In fact it’s not what we give up that matters, but what we take on in its place. It might involve coming to the Lent course that we’ll be running once again. Or it may be prayer, or some spiritual reading, or just a few minutes each day to be ourselves, to look for the face of Christ and listen for his voice in our own lives. But whatever we choose to do in Lent, we are symbolically following Jesus out into the wilderness of temptation  to share his struggle against the incessant self-serving demands of our human nature. It can be uncomfortable at first, as we become more aware of our weaknesses and failings. But for countless people Lent has changed the whole way they see the world and their place within it for the better.

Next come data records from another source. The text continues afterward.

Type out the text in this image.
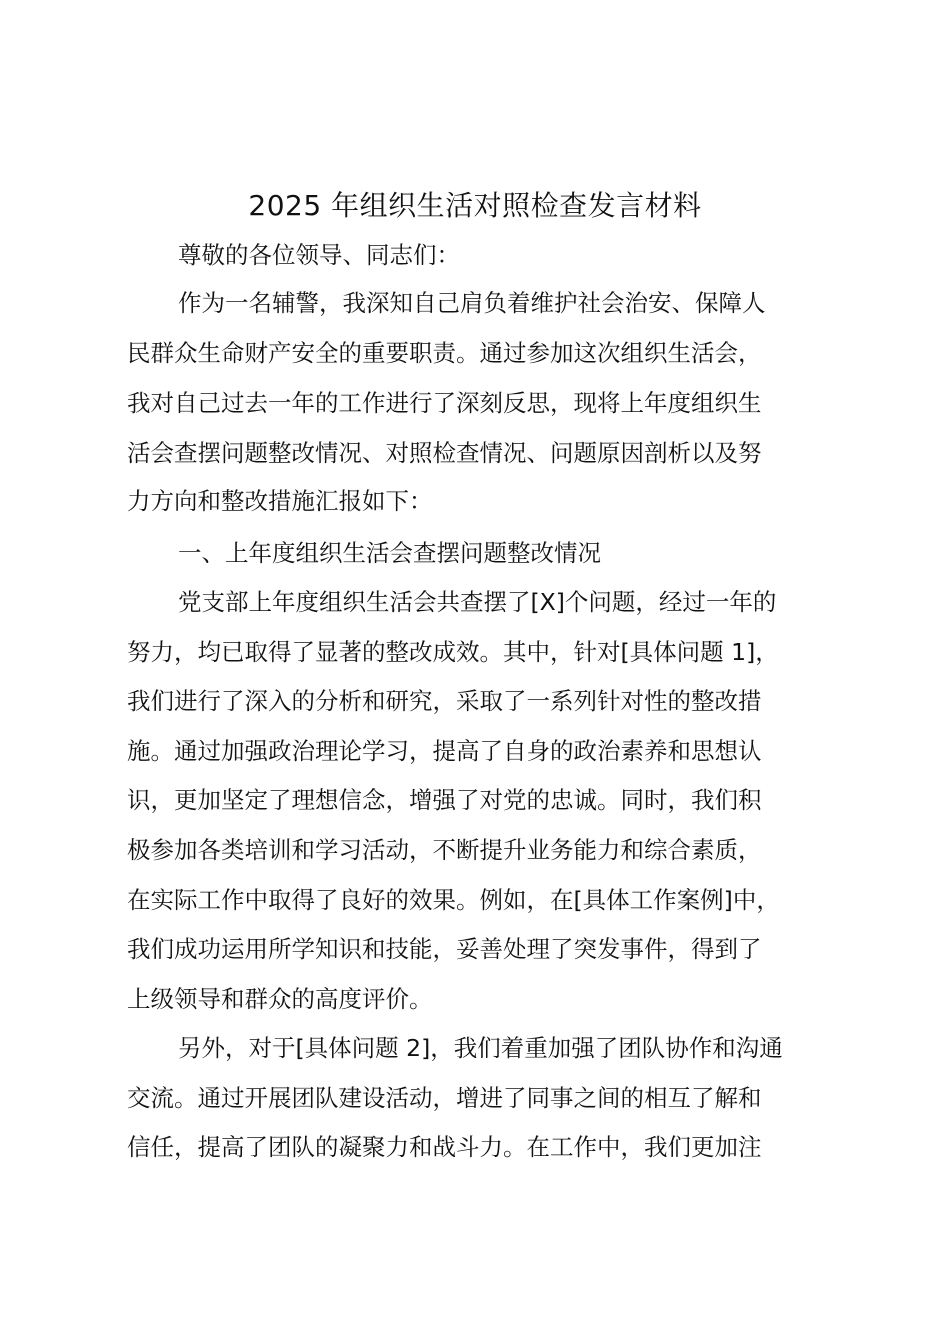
2025 年组织生活对照检查发言材料

尊敬的各位领导、同志们：

作为一名辅警，我深知自己肩负着维护社会治安、保障人

民群众生命财产安全的重要职责。通过参加这次组织生活会，

我对自己过去一年的工作进行了深刻反思，现将上年度组织生

活会查摆问题整改情况、对照检查情况、问题原因剖析以及努

力方向和整改措施汇报如下：

一、上年度组织生活会查摆问题整改情况

党支部上年度组织生活会共查摆了[X]个问题，经过一年的

努力，均已取得了显著的整改成效。其中，针对[具体问题 1]，

我们进行了深入的分析和研究，采取了一系列针对性的整改措

施。通过加强政治理论学习，提高了自身的政治素养和思想认

识，更加坚定了理想信念，增强了对党的忠诚。同时，我们积

极参加各类培训和学习活动，不断提升业务能力和综合素质，

在实际工作中取得了良好的效果。例如，在[具体工作案例]中，

我们成功运用所学知识和技能，妥善处理了突发事件，得到了

上级领导和群众的高度评价。

另外，对于[具体问题 2]，我们着重加强了团队协作和沟通

交流。通过开展团队建设活动，增进了同事之间的相互了解和

信任，提高了团队的凝聚力和战斗力。在工作中，我们更加注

And in a real sense, the desert of temptation and the mountain of transfiguration go together. We spend so much of our lives on autopilot, getting on with business as usual, that we become blind to Christ’s transforming presence in our lives. But as our reading from 2 Corinthians reminds us, God is always ready to give us “the light of the knowledge of his glory displayed in the face of Christ”. And it’s in making the space to reflect and pray that we open ourselves up to a fresh vision of Christ and new possibilities for our own future. This may take the form of a dramatic spiritual experience. More often it involves some very natural event such as I experienced two decades ago – something that takes us off autopilot for just long enough to hear see and hear things that we’ve been failing to notice.

And one of the most glorious aspects of this story is that we too are being slowly transfigured – the divine spark that lives in each of us will become ever more clearly visible as we follow in his footsteps. And it’s my prayer that this year, Lent will help many of us find the space to discover meet with Jesus in a fresh and life-enhancing way.